1 to 5 show a first embodiment of the present invention.
FIG. 1 is a side sectional view of a blowout distribution diffuser of the present invention provided at a ventilator outlet of a vehicle air conditioner, FIG. 2 is a top sectional view of a blowout distribution diffuser provided at a ventilator outlet, and FIG. A front view of a ventilator outlet, FIG. 4 is a perspective view of a piezoelectric vibrating body, FIG. 5 is a graph showing a wind speed distribution of air discharged from a ventilator grill, and FIG. 6 is an outlet showing a second embodiment of the present invention. FIG. 7 is a side sectional view of a distribution diffusion device, FIG. 7 is a perspective view of a piezoelectric vibrating body used in the second embodiment, and FIG. 8 is a side sectional view of a blowout distribution diffusion device showing a third embodiment of the present invention. FIG. 10 is a perspective view of the piezoelectric vibrating body used in the third embodiment, and FIG. 10 is a perspective view of the piezoelectric vibrating body showing the fourth embodiment.
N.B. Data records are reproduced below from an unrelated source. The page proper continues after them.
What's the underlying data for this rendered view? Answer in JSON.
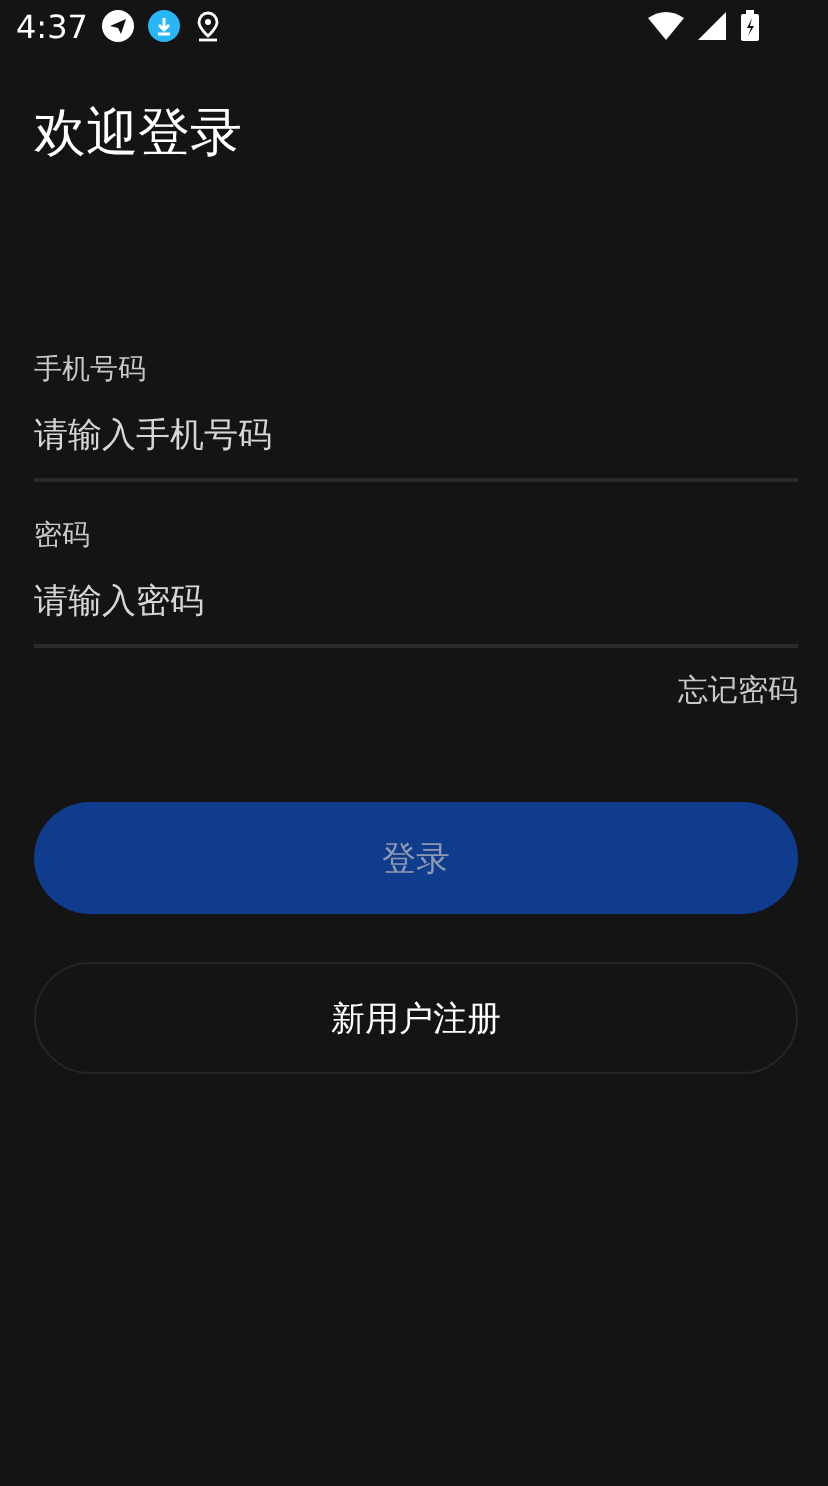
{
  "status_bar": {
    "time": "4:37"
  },
  "title": "欢迎登录",
  "fields": [
    {
      "label": "手机号码",
      "placeholder": "请输入手机号码"
    },
    {
      "label": "密码",
      "placeholder": "请输入密码"
    }
  ],
  "forgot_link": "忘记密码",
  "login_button": {
    "label": "登录",
    "disabled": true
  },
  "register_button": "新用户注册"
}
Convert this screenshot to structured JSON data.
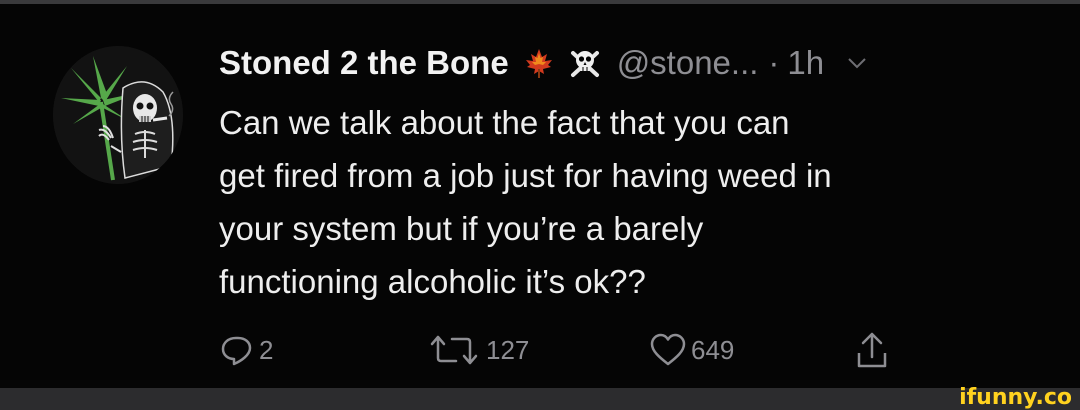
{
  "tweet": {
    "display_name": "Stoned 2 the Bone",
    "handle": "@stone...",
    "separator": "·",
    "time": "1h",
    "text_lines": [
      "Can we talk about the fact that you can",
      "get fired from a job just for having weed in",
      "your system but if you’re a barely",
      "functioning alcoholic it’s ok??"
    ],
    "emojis": [
      "maple-leaf-icon",
      "skull-and-crossbones-icon"
    ]
  },
  "actions": {
    "reply_count": "2",
    "retweet_count": "127",
    "like_count": "649"
  },
  "watermark": "ifunny.co",
  "colors": {
    "background": "#050505",
    "text": "#eeeeee",
    "muted": "#8e8e93",
    "watermark": "#ffd21f",
    "leaf": "#56a84a"
  }
}
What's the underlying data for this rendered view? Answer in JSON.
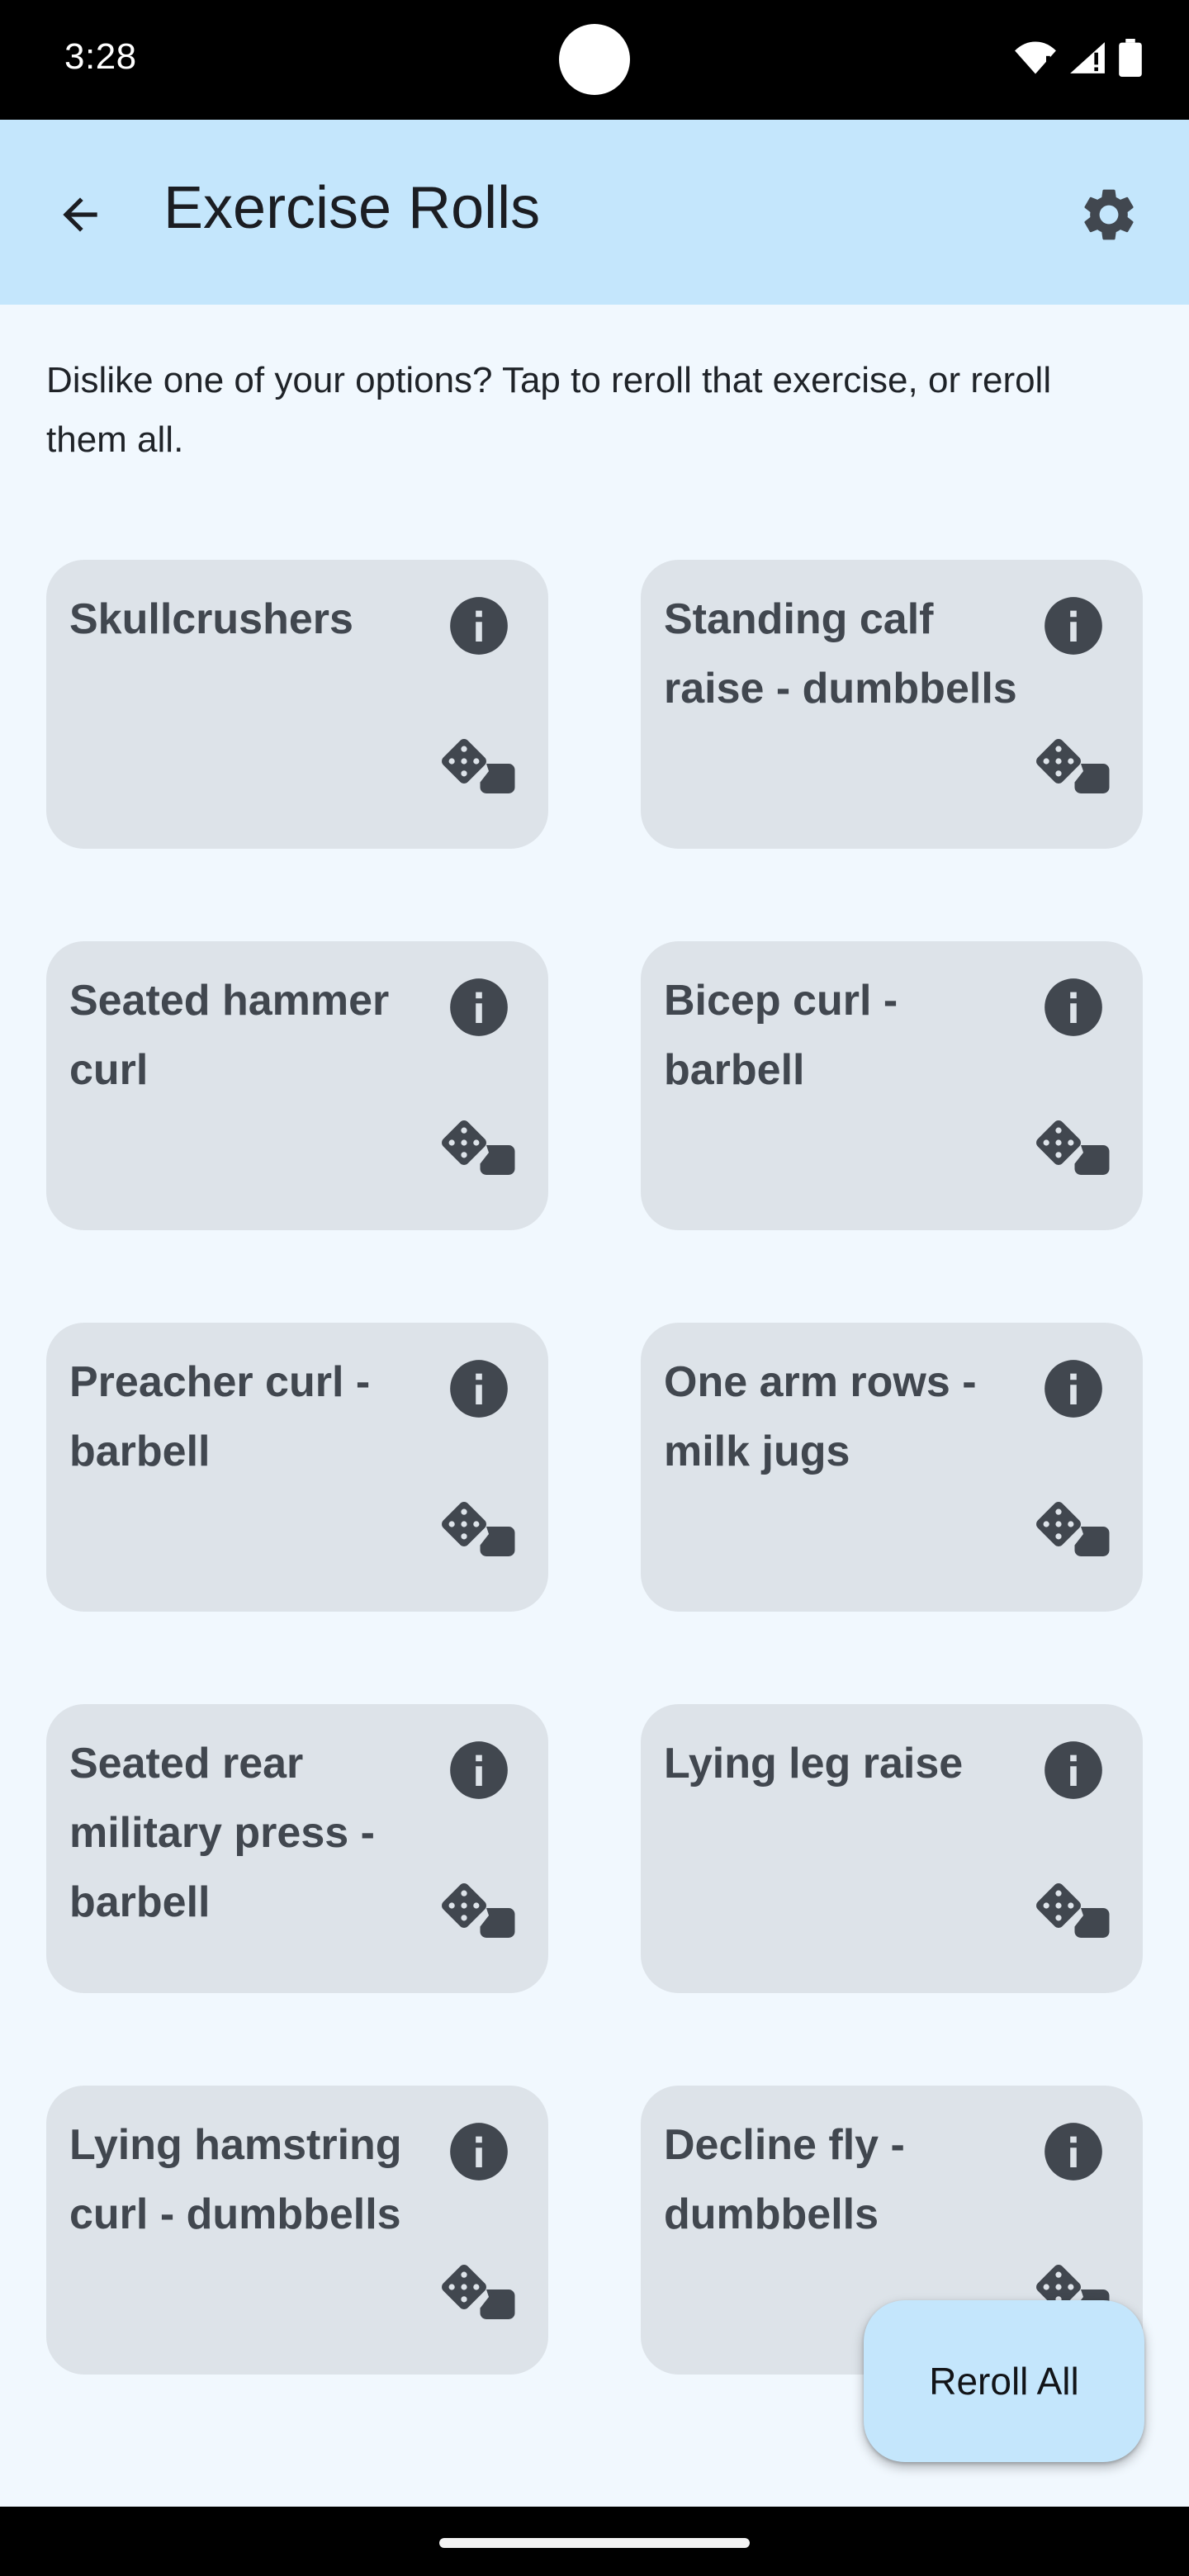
{
  "status": {
    "time": "3:28"
  },
  "appbar": {
    "title": "Exercise Rolls",
    "back_icon": "arrow-back-icon",
    "settings_icon": "gear-icon"
  },
  "intro_text": "Dislike one of your options? Tap to reroll that exercise, or reroll them all.",
  "cards": [
    {
      "title": "Skullcrushers"
    },
    {
      "title": "Standing calf raise - dumbbells"
    },
    {
      "title": "Seated hammer curl"
    },
    {
      "title": "Bicep curl - barbell"
    },
    {
      "title": "Preacher curl - barbell"
    },
    {
      "title": "One arm rows - milk jugs"
    },
    {
      "title": "Seated rear military press - barbell"
    },
    {
      "title": "Lying leg raise"
    },
    {
      "title": "Lying hamstring curl - dumbbells"
    },
    {
      "title": "Decline fly - dumbbells"
    }
  ],
  "fab": {
    "label": "Reroll All"
  },
  "colors": {
    "app_bar": "#c4e6fc",
    "background": "#f1f8fe",
    "card": "#dde3e9",
    "icon": "#41474f"
  }
}
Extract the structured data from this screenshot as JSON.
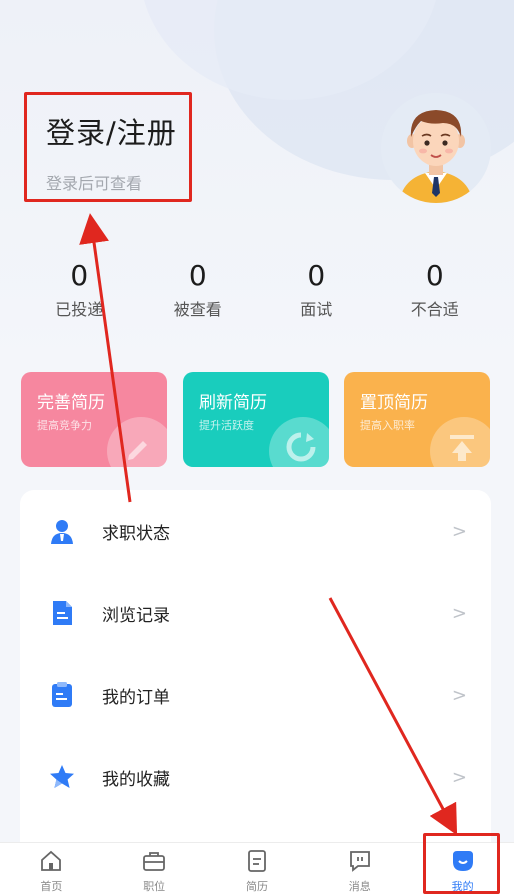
{
  "login": {
    "title": "登录/注册",
    "subtitle": "登录后可查看"
  },
  "stats": [
    {
      "value": "0",
      "label": "已投递"
    },
    {
      "value": "0",
      "label": "被查看"
    },
    {
      "value": "0",
      "label": "面试"
    },
    {
      "value": "0",
      "label": "不合适"
    }
  ],
  "cards": [
    {
      "title": "完善简历",
      "subtitle": "提高竞争力",
      "color": "#f6879f"
    },
    {
      "title": "刷新简历",
      "subtitle": "提升活跃度",
      "color": "#19cdbd"
    },
    {
      "title": "置顶简历",
      "subtitle": "提高入职率",
      "color": "#fab24d"
    }
  ],
  "menu": [
    {
      "label": "求职状态",
      "icon": "person-icon"
    },
    {
      "label": "浏览记录",
      "icon": "document-icon"
    },
    {
      "label": "我的订单",
      "icon": "clipboard-icon"
    },
    {
      "label": "我的收藏",
      "icon": "star-icon"
    }
  ],
  "chevron": ">",
  "tabs": [
    {
      "label": "首页",
      "icon": "home-icon"
    },
    {
      "label": "职位",
      "icon": "briefcase-icon"
    },
    {
      "label": "简历",
      "icon": "resume-icon"
    },
    {
      "label": "消息",
      "icon": "message-icon"
    },
    {
      "label": "我的",
      "icon": "profile-icon",
      "active": true
    }
  ],
  "colors": {
    "accent": "#2f7bf6",
    "annotation": "#e0271f"
  }
}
In the figure, 1 ... Ventilator outlet, 2 ... Ventilator grille, 6 ... Piezoelectric vibrating body, 7 ... Piezoelectric bimorph, 8 ... Attachment, 9 ... Vibration plate.

Continuation of the front page (56) References JP-A 61-21723 (JP, A) JP-A 62-276360 (JP, A) JP-A 62-276361 (JP, A)

Claims (1)

[Claims] 1. A piezoelectric vibrator provided at an outlet of an air conditioner for a vehicle that discharges air into a passenger compartment, and vibrates by changing an applied voltage; and a piezoelectric vibrator attached to one end of the piezoelectric vibrator. A blowout distribution diffuser comprising one or a plurality of diaphragms for amplifying the vibration of the piezoelectric vibrator.